Je repère les deux types, leurs visages figés, concentrés sur la serveuse. Je me glisse derrière eux, mes yeux scrutant leur posture. Tout est dans la surprise. Je choisis ma cible, le plus grand des deux, celui qui semble être le leader de ce duo.

— Fais attention, mec. T’as pas beaucoup de marge de manœuvre.

Le ton de mon double me pousse à ne pas hésiter. Je n’ai pas de temps à perdre.

Je m’empare d'une chaise de bar comme un soldat prendrait son fusil. Je frappe le type en plein dos. Le bruit est assourdissant, le bois contre ses épaules résonne comme un coup de tonnerre dans le silence. Il tombe aussitôt, un grognement étouffé sortant de sa gorge. Son corps s'effondre sur le sol, sans prévenir.

— Parfait, maintenant bouge vite, le deuxième va réagir. C’est pas fini.

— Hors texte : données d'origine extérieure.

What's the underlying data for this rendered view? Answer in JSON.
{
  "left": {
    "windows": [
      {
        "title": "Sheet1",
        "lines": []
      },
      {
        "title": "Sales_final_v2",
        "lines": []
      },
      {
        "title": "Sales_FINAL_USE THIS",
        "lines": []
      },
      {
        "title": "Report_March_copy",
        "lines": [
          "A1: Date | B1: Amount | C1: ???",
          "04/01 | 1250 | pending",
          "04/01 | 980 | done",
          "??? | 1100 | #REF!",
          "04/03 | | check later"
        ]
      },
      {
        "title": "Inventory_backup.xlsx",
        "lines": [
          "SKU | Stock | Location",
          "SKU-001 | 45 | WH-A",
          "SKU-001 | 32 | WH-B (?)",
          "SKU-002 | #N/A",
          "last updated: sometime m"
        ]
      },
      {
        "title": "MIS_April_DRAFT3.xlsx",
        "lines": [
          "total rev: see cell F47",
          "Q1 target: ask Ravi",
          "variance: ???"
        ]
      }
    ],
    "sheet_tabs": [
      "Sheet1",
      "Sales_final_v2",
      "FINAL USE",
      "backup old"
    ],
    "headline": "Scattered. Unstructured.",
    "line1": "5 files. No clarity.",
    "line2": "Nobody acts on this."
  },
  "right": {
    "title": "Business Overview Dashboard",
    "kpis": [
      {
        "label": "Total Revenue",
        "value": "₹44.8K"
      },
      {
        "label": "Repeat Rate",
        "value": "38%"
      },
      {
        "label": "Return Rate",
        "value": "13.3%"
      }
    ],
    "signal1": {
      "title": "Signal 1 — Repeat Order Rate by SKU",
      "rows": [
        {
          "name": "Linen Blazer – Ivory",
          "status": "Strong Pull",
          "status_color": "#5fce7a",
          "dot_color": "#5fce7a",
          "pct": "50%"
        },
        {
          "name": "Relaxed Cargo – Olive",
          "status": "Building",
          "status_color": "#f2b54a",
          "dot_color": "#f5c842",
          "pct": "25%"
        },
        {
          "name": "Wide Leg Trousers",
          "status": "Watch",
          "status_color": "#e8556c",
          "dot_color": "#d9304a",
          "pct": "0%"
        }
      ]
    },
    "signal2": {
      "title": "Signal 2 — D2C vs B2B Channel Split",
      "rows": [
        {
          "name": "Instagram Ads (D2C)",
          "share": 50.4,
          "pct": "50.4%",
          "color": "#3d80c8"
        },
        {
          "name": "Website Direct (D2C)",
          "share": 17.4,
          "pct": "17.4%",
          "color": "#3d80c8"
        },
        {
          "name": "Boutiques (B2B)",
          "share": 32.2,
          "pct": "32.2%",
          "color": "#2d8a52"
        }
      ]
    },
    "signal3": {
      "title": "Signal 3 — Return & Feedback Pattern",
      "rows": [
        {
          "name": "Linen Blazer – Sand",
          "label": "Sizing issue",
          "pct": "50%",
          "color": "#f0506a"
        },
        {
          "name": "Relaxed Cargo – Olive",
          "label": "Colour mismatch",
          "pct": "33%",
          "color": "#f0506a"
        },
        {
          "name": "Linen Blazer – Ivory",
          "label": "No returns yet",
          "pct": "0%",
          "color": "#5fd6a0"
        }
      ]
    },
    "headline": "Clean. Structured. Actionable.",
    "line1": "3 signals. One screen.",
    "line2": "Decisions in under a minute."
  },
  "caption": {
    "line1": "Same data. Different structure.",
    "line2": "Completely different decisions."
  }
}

Je n’ai même pas le temps de savourer la victoire. Le deuxième type, plus petit, mais tout aussi solide, se retourne, ses yeux pleins de rage. Il ne comprend pas encore ce qui se passe, mais il ne va pas tarder à réagir.

— C’est le moment, Hank. Attrape-le par le col et projette-le contre le comptoir. Il sera désorienté. Fonce.

Je n’hésite pas une seconde. Je saute sur lui, l'attrapant par le col. La surprise est de mon côté, il n’a même pas le temps de riposter. Je le plaque contre le comptoir avec un bruit sourd, son visage frappant la surface en bois. Je vois son regard se brouiller, l'alcool dans son souffle m’indiquant qu’il est probablement trop imbibé pour être très rapide.

Je n'attends pas qu'il se relève. J’utilise toute ma force pour lui faire un croche-pied, et il s’écrase sur le sol. Il tente de se redresser, mais je l'empêche de bouger, le maintenant au sol avec un genou sur son torse.

Mon double me guide, son rire moqueur flottant toujours dans ma tête.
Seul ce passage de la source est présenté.